José Luis Ábalos, secretario de Organización del PSOE - EFE | Vídeo: EP

El PSOE carga contra Ciudadanos y dice que la investidura será pronto

Ábalos transmite a Podemos que «cooperar no significa un Gobierno de coalición»

MadridActualizado:

El secretario de Organización, José Luis Ábalos, ha asegurado hoy lunes que la sesión de investidura de Pedro Sánchez será «en breve». Aunque ha dicho «no poder precisar» en qué fecha será sí ha vuelto a dejar claro que a la investidura «nos presentaremos», alejando cualquier posibilidad de que Sánchez renuncie al encargo por falta de apoyos.

Ábalos ha vuelto a insistir en esta idea, que en caso de una investidura fallida activaría el plazo de dos meses para disolver las Cortes y convocar nuevas elecciones. Aunque el número tres del PSOE considera que ese planteamientos es meramente descriptivo lo cierto es que introduce un elemento de presión sobre los potenciales aliados.

Es decir, la idea de los socialistas es tener en breve determinada una fecha para esa investidura. «Ni siquiera vamos a entrar en una espiral de condicionar la investidura de si hay apoyos o no hay apoyos. A la investidura nos presentaremos porque la prioridad es que haya Gobierno en España». Cuando el calendario se clarifique «los apoyos se decidirán en aquel momento».

A día de hoy el puzzle que pretende armar Pedro Sánchez sigue sin encajar. Y la estrategia de los socialistas sigue siendo de amplio espectro. Una apelación general a todas las fuerzas políticas para que permitan que la legislatura arranque pero sin señalar una hoja de ruta clara y sin poner encima de la mesa ofertas concretas a esos potenciales aliados.

En el caso de las negociaciones con Podemos, Ábalos ha vuelto a no cerrar la puerta a la incorporación de algún integrante de la formación de Pablo Iglesias en el Gobierno, aunque ha dicho que lo tendrá que decidir el presidente y ha querido no condicionar ese punto a la negociación de la investidura. El ministro de Fomento ha defendido la «experiencia novedosa» del Gobierno de cooperación pero ha dejado claro que «cooperar no significa un Gobierno de coalición».

Mientras esa vía sigue siendo la principal, aunque a posteriori hay que encajar otras pequeñas piezas, los socialistas no dejan de presionar a PP y Ciudadanos para que facilite la investidura. El PSOE se centra en incidir sobre la formación de Albert Rivera para explotar las presiones internas y externas que puede sufrir Cs en este proceso.

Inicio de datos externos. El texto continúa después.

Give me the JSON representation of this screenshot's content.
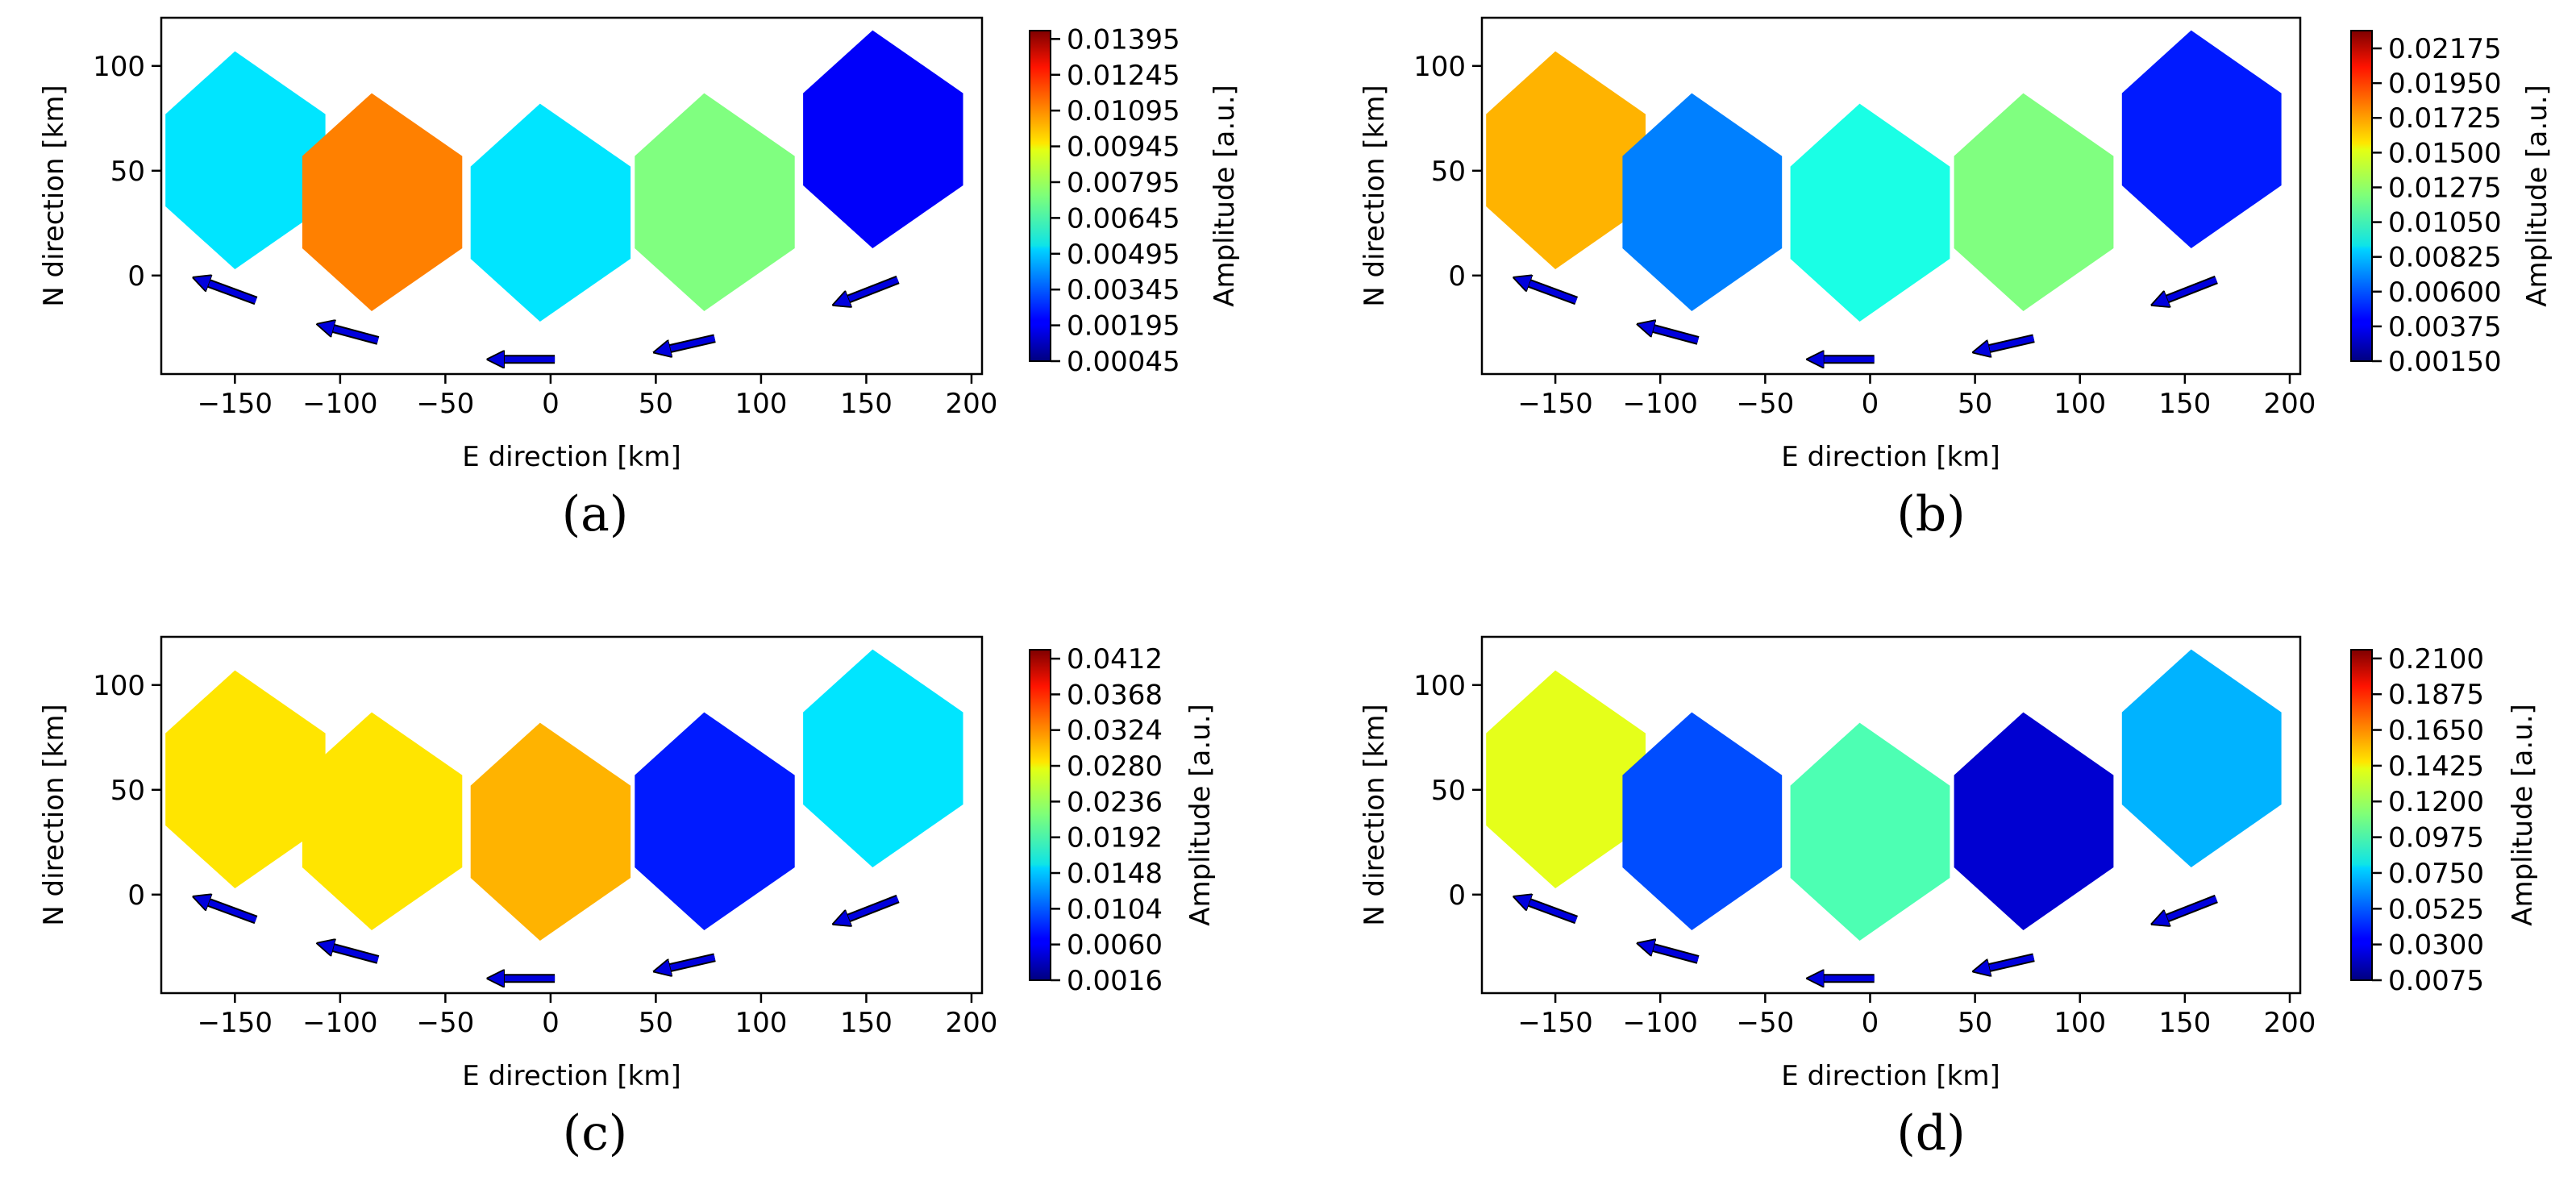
{
  "chart_data": [
    {
      "type": "heatmap",
      "panel": "(a)",
      "xlabel": "E direction [km]",
      "ylabel": "N direction [km]",
      "xlim": [
        -185,
        205
      ],
      "ylim": [
        -47,
        123
      ],
      "xticks": [
        -150,
        -100,
        -50,
        0,
        50,
        100,
        150,
        200
      ],
      "xtick_labels": [
        "−150",
        "−100",
        "−50",
        "0",
        "50",
        "100",
        "150",
        "200"
      ],
      "yticks": [
        0,
        50,
        100
      ],
      "ytick_labels": [
        "0",
        "50",
        "100"
      ],
      "colorbar_label": "Amplitude [a.u.]",
      "colorbar_range": [
        0.00045,
        0.0143
      ],
      "colorbar_ticks": [
        0.00045,
        0.00195,
        0.00345,
        0.00495,
        0.00645,
        0.00795,
        0.00945,
        0.01095,
        0.01245,
        0.01395
      ],
      "colorbar_tick_labels": [
        "0.00045",
        "0.00195",
        "0.00345",
        "0.00495",
        "0.00645",
        "0.00795",
        "0.00945",
        "0.01095",
        "0.01245",
        "0.01395"
      ],
      "patches": [
        {
          "name": "patch-1",
          "center": [
            -145,
            55
          ],
          "level": 0.35
        },
        {
          "name": "patch-2",
          "center": [
            -80,
            35
          ],
          "level": 0.75
        },
        {
          "name": "patch-3",
          "center": [
            0,
            30
          ],
          "level": 0.35
        },
        {
          "name": "patch-4",
          "center": [
            78,
            35
          ],
          "level": 0.5
        },
        {
          "name": "patch-5",
          "center": [
            158,
            65
          ],
          "level": 0.12
        }
      ]
    },
    {
      "type": "heatmap",
      "panel": "(b)",
      "xlabel": "E direction [km]",
      "ylabel": "N direction [km]",
      "xlim": [
        -185,
        205
      ],
      "ylim": [
        -47,
        123
      ],
      "xticks": [
        -150,
        -100,
        -50,
        0,
        50,
        100,
        150,
        200
      ],
      "xtick_labels": [
        "−150",
        "−100",
        "−50",
        "0",
        "50",
        "100",
        "150",
        "200"
      ],
      "yticks": [
        0,
        50,
        100
      ],
      "ytick_labels": [
        "0",
        "50",
        "100"
      ],
      "colorbar_label": "Amplitude [a.u.]",
      "colorbar_range": [
        0.0015,
        0.0229
      ],
      "colorbar_ticks": [
        0.0015,
        0.00375,
        0.006,
        0.00825,
        0.0105,
        0.01275,
        0.015,
        0.01725,
        0.0195,
        0.02175
      ],
      "colorbar_tick_labels": [
        "0.00150",
        "0.00375",
        "0.00600",
        "0.00825",
        "0.01050",
        "0.01275",
        "0.01500",
        "0.01725",
        "0.01950",
        "0.02175"
      ],
      "patches": [
        {
          "name": "patch-1",
          "center": [
            -145,
            55
          ],
          "level": 0.7
        },
        {
          "name": "patch-2",
          "center": [
            -80,
            35
          ],
          "level": 0.25
        },
        {
          "name": "patch-3",
          "center": [
            0,
            30
          ],
          "level": 0.4
        },
        {
          "name": "patch-4",
          "center": [
            78,
            35
          ],
          "level": 0.5
        },
        {
          "name": "patch-5",
          "center": [
            158,
            65
          ],
          "level": 0.15
        }
      ]
    },
    {
      "type": "heatmap",
      "panel": "(c)",
      "xlabel": "E direction [km]",
      "ylabel": "N direction [km]",
      "xlim": [
        -185,
        205
      ],
      "ylim": [
        -47,
        123
      ],
      "xticks": [
        -150,
        -100,
        -50,
        0,
        50,
        100,
        150,
        200
      ],
      "xtick_labels": [
        "−150",
        "−100",
        "−50",
        "0",
        "50",
        "100",
        "150",
        "200"
      ],
      "yticks": [
        0,
        50,
        100
      ],
      "ytick_labels": [
        "0",
        "50",
        "100"
      ],
      "colorbar_label": "Amplitude [a.u.]",
      "colorbar_range": [
        0.0016,
        0.0423
      ],
      "colorbar_ticks": [
        0.0016,
        0.006,
        0.0104,
        0.0148,
        0.0192,
        0.0236,
        0.028,
        0.0324,
        0.0368,
        0.0412
      ],
      "colorbar_tick_labels": [
        "0.0016",
        "0.0060",
        "0.0104",
        "0.0148",
        "0.0192",
        "0.0236",
        "0.0280",
        "0.0324",
        "0.0368",
        "0.0412"
      ],
      "patches": [
        {
          "name": "patch-1",
          "center": [
            -145,
            55
          ],
          "level": 0.65
        },
        {
          "name": "patch-2",
          "center": [
            -80,
            35
          ],
          "level": 0.65
        },
        {
          "name": "patch-3",
          "center": [
            0,
            30
          ],
          "level": 0.7
        },
        {
          "name": "patch-4",
          "center": [
            78,
            35
          ],
          "level": 0.15
        },
        {
          "name": "patch-5",
          "center": [
            158,
            65
          ],
          "level": 0.35
        }
      ]
    },
    {
      "type": "heatmap",
      "panel": "(d)",
      "xlabel": "E direction [km]",
      "ylabel": "N direction [km]",
      "xlim": [
        -185,
        205
      ],
      "ylim": [
        -47,
        123
      ],
      "xticks": [
        -150,
        -100,
        -50,
        0,
        50,
        100,
        150,
        200
      ],
      "xtick_labels": [
        "−150",
        "−100",
        "−50",
        "0",
        "50",
        "100",
        "150",
        "200"
      ],
      "yticks": [
        0,
        50,
        100
      ],
      "ytick_labels": [
        "0",
        "50",
        "100"
      ],
      "colorbar_label": "Amplitude [a.u.]",
      "colorbar_range": [
        0.0075,
        0.2155
      ],
      "colorbar_ticks": [
        0.0075,
        0.03,
        0.0525,
        0.075,
        0.0975,
        0.12,
        0.1425,
        0.165,
        0.1875,
        0.21
      ],
      "colorbar_tick_labels": [
        "0.0075",
        "0.0300",
        "0.0525",
        "0.0750",
        "0.0975",
        "0.1200",
        "0.1425",
        "0.1650",
        "0.1875",
        "0.2100"
      ],
      "patches": [
        {
          "name": "patch-1",
          "center": [
            -145,
            55
          ],
          "level": 0.6
        },
        {
          "name": "patch-2",
          "center": [
            -80,
            35
          ],
          "level": 0.2
        },
        {
          "name": "patch-3",
          "center": [
            0,
            30
          ],
          "level": 0.45
        },
        {
          "name": "patch-4",
          "center": [
            78,
            35
          ],
          "level": 0.08
        },
        {
          "name": "patch-5",
          "center": [
            158,
            65
          ],
          "level": 0.3
        }
      ]
    }
  ],
  "arrows": [
    {
      "tail": [
        -140,
        -12
      ],
      "head": [
        -167,
        -2
      ]
    },
    {
      "tail": [
        -82,
        -31
      ],
      "head": [
        -108,
        -24
      ]
    },
    {
      "tail": [
        2,
        -40
      ],
      "head": [
        -27,
        -40
      ]
    },
    {
      "tail": [
        78,
        -30
      ],
      "head": [
        52,
        -36
      ]
    },
    {
      "tail": [
        165,
        -2
      ],
      "head": [
        137,
        -13
      ]
    }
  ]
}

Ábalos ha dicho que Cs podría haber tenido mucho más protagonismo municipal de haber aceptado alcanzar acuerdos con el PSOE, y ha criticado la «instrucción dirigida» desde la dirección de Rivera para «impedir que sus organizaciones territoriales tuvieran siquiera algún margen de autonomía». En un momento dado, ha recomendado a Rivera «que se integre en el PP» al no percibir diferencia entre ambos proyectos. «No acabamos de entender la fijación del señor Rivera con el PSOE», ha lamentado Ábalos.

Dese Ferraz se critica que «racionalmente no se sostiene» que Cs justifique su existencia en combatir el nacionalismo y evitar su influencia en los gobiernos y ahora mantener esta posición en las negociaciones porque «en tu mano está que no ocurra eso y en nuestra voluntad está que no ocurra eso», ha señalado Ábalos intentando establecer un punto de encuentro. Eso sí, los socialistas no plantean ninguna oferta concreta a Ciudadanos para intentar recabar esos apoyos: «Ofrecemos al PP y Cs lo que ellos mismos están pidiendo, que empiece la legislatura».

Los números siguen sin cuadrar. Los socialistas preferirían no tener que contar con la abstención de ERC, que con el apoyo de Pablo Iglesias sería suficiente. Tras el acuerdo para hacer a Ada Colau alcaldesa de Barcelona en detrimento de Ernest Maragall, Ábalos ha defendido que «en Barcelona se ha hecho lo que tenía que hacer con independencia de su afectación». Lo cierto es que, al menos en público, los socialistas intentan alejarse de la posibilidad de cualquier negociación con ellos: «Yo no puedo hablar por ERC. No sé qué van a hacer. Nuestra experiencia es que no sabemos nunca lo que van a hacer. Una investidura así tampoco interesa».